Normalizar la integración laboral

«La clave para que este modelo funcione es implicar a todos los que formamos parte de Clece. Orgánicamente, desde la Dirección de Recursos Humanos pasando por Producción. Y territorialmente, abarcando todas las delegaciones y centros de trabajo. La segunda clave es saber que en esto no estamos solos, sino que tenemos que tejer una red inclusiva. Por eso, Clece colabora con 350 asociaciones, entidades y administraciones», comenta Ángel Fernández, delegado de Clece en Andalucía Occidental. Responsable de la actividad de Clece en Huelva y Extremadura, Fernández cuenta en su área con 180 trabajadores de colectivos vulnerables.

«Buscamos ante todo la normalización. No les estamos haciendo un favor. La relación es recíproca. Clece da la oportunidad porque la persona es plenamente capaz de desarrollar el trabajo para el que es contratada. Lo que derribamos son las barreras de entrada. Una vez incorporados al trabajo el beneficio es de todos. El trabajador consigue autonomía, independencia económica y mejora en muchos casos su autoestima. La empresa consigue un clima laboral más colaborativo e integrador lo que redunda a su vez en la productividad», cuenta Gabriel Vázquez. 

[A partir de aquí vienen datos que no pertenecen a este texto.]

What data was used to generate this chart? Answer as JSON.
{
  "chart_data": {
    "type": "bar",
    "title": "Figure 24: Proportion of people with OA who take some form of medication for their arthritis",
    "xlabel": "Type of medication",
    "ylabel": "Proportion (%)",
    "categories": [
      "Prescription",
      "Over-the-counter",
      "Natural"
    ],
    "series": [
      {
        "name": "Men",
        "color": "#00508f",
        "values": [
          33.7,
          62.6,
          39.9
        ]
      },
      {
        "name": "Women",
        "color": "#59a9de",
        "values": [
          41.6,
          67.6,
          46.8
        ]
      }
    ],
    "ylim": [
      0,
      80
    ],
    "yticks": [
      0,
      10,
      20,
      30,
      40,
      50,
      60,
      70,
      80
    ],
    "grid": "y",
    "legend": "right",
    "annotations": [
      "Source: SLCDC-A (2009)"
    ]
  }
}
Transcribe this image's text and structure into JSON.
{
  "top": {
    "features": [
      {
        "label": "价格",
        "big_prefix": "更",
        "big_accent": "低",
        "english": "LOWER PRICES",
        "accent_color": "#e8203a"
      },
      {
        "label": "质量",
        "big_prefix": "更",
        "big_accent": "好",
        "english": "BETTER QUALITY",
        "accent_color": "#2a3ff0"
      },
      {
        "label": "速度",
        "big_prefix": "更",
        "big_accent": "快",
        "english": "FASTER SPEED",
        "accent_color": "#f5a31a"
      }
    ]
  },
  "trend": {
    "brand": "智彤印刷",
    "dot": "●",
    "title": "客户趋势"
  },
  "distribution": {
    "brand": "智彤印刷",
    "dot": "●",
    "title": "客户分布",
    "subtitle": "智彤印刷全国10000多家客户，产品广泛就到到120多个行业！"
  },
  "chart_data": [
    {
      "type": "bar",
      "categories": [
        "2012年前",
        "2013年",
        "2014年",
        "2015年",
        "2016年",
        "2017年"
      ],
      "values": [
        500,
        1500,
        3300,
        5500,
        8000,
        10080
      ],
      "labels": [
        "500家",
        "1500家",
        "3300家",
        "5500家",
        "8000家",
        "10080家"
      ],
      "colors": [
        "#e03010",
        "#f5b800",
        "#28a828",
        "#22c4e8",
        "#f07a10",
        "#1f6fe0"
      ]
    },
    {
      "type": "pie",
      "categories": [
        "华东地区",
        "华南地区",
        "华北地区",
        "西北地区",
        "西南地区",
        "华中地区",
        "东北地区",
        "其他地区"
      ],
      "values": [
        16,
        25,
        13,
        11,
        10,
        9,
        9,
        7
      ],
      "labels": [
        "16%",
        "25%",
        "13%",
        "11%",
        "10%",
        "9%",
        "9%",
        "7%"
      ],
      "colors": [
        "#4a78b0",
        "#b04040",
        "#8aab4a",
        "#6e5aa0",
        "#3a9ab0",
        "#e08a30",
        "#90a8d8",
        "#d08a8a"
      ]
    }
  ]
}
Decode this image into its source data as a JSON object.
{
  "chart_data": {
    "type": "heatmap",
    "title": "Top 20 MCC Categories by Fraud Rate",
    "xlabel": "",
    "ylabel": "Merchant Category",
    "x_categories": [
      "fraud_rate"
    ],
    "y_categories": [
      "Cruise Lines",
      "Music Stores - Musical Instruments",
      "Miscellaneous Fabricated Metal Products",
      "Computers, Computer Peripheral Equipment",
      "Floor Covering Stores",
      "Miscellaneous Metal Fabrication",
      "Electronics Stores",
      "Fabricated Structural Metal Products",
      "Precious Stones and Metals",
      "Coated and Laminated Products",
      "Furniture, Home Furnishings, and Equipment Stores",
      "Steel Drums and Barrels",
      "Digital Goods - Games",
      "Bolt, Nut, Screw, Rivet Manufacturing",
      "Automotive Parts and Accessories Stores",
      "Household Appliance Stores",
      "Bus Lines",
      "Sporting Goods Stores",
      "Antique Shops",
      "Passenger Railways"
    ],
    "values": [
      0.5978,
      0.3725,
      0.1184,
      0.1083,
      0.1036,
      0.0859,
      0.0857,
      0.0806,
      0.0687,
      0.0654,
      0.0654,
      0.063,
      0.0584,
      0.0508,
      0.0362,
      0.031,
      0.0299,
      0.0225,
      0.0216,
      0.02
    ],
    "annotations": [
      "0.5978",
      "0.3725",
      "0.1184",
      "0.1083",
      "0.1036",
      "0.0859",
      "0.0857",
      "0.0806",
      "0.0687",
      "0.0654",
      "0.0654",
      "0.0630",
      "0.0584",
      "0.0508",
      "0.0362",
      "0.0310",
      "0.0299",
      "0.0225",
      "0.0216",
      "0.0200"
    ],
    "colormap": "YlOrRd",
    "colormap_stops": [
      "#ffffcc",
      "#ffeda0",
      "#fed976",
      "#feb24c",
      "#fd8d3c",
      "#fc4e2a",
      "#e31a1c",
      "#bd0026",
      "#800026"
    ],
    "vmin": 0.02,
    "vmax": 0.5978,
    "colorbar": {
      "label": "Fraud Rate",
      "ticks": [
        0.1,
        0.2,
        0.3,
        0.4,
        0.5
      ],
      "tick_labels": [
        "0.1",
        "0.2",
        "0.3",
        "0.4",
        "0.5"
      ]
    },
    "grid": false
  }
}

17 contrataciones en Sevilla

El proyecto de integración de Clece no solo se limita al momento del empleo formal, sino que abarca también intermediación, capacitación, apoyo y posterior seguimiento de los trabajadores. Un buen ejemplo de esta transversalidad tuvo lugar el pasado 23 de noviembre en una acción conjunta con el Ayuntamiento de Sevilla y Cruz Roja. Tras la realización de un curso formativo de Auxiliar de Ayuda a Domicilio para mujeres de colectivos vulnerables, Clece decidió contratar a 17 mujeres participantes e incluirlas en su plantilla. 

Clece colabora con 350 asociaciones, entidades y administraciones.

La acción formativa promovida por la Cruz Roja con la colaboración del Ayuntamiento de Sevilla y Clece, tiene como objetivo dotar de recursos a estas mujeres de colectivos vulnerables para facilitar su integración social y laboral. El programa consistió en 170 horas, repartidas en 70 horas de formación teórica y 100 horas de formación práctica, realizadas también en Clece, gestora del servicio de Ayuda a Domicilio en Sevilla.  

Iniciativas como esta son una apuesta por las capacidades de las personas, por la igualdad y la integración de camino a un futuro con más oportunidades y en el que se valoren las capacidades de las personas por encima de su condición o situación social.